I attended a class held at my church a couple days ago where we learned about and made emergency heaters. They don't cost much to assemble and they could make all the difference in case of an emergency. Since I think emergency preparedness goes hand-in-hand with self-reliance and frugality, I thought I would share what I learned. You never know when something like this could be useful, after all.
To make your emergency heater, you'll need:
- A new, quart-sized paint can with a lid. These can be purchased at paint stores and home improvement stores like Home Depot for around $2-3.
- A roll of unscented toilet paper (I say, the cheaper the better. I bought a package of the rough, store brand stuff for around a dollar. It wasn't hard to fit into the can -- others at the class had a difficult time because they were using their nice, multiple-ply stuff.)
- A bottle of unscented, 70% isopropyl alcohol
- A box of matches (I just learned that you can waterproof matches by dipping the heads in wax. Pretty cool.)
- A quarter and some tape (I suggest packaging tape)
When you want to use the heater, pop open the lid, using the quarter as leverage. Place the lit match or lighter carefully against the alcohol-soaked toilet paper. A small flame will develop. The flame only uses the alcohol as fuel -- the toilet paper shouldn't burn. If it does start to burn, that means you need more alcohol. To do this, replace the lid to extinguish the flame. Once out, add some more alcohol and light again. Once you've used this heater, the only thing that ever needs replacing is the alcohol since the TP doesn't burn. Assembling the heater is a one-time thing, really.
Important: if you're going to use this heater in a car, crack open the windows for ventilation. Even though the alcohol doesn't produce carbon monoxide, you still want fresh air in such an enclosed space.
The teacher of the class said that she burned her heater (to test it out) in her kitchen and it lasted for five hours. According to one site I checked, you can keep a car heated at 60-70 degrees for 24 hours with 4 pints of alcohol. These heaters can get hot, so be careful how you handle them and be sure to keep them away from anything that could catch (obviously). Another site I read suggested sliding the passenger seat in the car as far back as it can go and placing the heater on the floor.

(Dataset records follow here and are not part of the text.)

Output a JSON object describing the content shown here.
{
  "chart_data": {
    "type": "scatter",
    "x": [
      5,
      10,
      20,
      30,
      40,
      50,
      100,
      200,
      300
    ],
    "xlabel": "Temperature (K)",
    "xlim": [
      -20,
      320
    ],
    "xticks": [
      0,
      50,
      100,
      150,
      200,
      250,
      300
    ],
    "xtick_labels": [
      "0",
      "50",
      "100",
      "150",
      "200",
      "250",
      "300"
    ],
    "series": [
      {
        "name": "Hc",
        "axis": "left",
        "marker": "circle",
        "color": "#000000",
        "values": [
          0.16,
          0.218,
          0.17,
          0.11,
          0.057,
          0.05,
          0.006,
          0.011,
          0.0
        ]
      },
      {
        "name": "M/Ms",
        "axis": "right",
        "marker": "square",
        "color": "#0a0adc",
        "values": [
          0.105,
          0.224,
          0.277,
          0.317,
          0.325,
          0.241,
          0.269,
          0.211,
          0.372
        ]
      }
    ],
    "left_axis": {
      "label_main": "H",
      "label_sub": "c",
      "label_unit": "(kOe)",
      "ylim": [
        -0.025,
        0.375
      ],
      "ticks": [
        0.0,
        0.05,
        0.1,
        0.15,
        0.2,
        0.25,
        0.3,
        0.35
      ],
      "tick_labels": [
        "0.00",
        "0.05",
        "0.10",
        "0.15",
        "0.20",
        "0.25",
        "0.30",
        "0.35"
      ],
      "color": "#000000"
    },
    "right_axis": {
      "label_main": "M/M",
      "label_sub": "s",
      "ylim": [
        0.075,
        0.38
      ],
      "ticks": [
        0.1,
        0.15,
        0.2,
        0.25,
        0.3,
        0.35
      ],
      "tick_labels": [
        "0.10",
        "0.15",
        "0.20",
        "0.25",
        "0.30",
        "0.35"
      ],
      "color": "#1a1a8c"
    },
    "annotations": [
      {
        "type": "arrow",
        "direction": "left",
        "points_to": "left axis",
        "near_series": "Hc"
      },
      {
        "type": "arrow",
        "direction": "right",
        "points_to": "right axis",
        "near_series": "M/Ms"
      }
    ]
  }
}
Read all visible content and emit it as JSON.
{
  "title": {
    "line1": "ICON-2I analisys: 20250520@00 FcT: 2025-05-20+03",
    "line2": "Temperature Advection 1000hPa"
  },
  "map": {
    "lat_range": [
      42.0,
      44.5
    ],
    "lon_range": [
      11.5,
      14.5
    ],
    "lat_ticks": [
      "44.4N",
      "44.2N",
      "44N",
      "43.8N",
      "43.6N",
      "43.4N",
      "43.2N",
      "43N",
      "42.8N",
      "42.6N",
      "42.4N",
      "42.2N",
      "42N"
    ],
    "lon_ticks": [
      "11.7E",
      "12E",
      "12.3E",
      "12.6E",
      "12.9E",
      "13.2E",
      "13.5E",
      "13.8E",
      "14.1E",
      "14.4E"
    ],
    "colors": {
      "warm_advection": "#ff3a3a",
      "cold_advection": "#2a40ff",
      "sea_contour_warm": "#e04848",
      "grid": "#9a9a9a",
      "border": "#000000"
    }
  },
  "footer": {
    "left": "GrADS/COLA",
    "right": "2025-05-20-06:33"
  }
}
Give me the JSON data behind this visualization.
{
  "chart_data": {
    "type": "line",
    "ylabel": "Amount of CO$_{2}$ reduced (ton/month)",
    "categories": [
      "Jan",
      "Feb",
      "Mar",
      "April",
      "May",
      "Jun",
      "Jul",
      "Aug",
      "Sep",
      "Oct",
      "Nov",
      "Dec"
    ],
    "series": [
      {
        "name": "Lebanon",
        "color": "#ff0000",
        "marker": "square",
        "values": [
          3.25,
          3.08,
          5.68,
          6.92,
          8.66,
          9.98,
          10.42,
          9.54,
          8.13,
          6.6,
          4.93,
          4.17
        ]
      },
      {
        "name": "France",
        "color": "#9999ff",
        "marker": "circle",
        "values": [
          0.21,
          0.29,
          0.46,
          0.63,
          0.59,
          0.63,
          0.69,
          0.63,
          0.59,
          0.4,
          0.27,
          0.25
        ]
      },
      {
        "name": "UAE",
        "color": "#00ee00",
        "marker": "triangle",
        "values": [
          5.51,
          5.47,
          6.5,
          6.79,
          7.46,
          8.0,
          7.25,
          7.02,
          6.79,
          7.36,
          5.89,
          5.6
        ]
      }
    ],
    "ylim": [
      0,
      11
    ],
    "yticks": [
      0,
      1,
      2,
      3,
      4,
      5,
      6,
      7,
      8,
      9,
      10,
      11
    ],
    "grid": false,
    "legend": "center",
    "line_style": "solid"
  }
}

You can also use this heater in your home in the event of an emergency. Since the area isn't as small as that of a car, the instructor of the class said that you should be fine without cracking the windows (if you're in a small room, it couldn't hurt to crack it a little). This small heater, of course, won't keep an entire room at 60-70 degrees, but it will keep the chill off enough. These heaters are great for 72-hour kits.
For under five bucks, you can create a heat source for you and your family in the event of an emergency -- and five dollars is a small price to pay for a little extra peace of mind.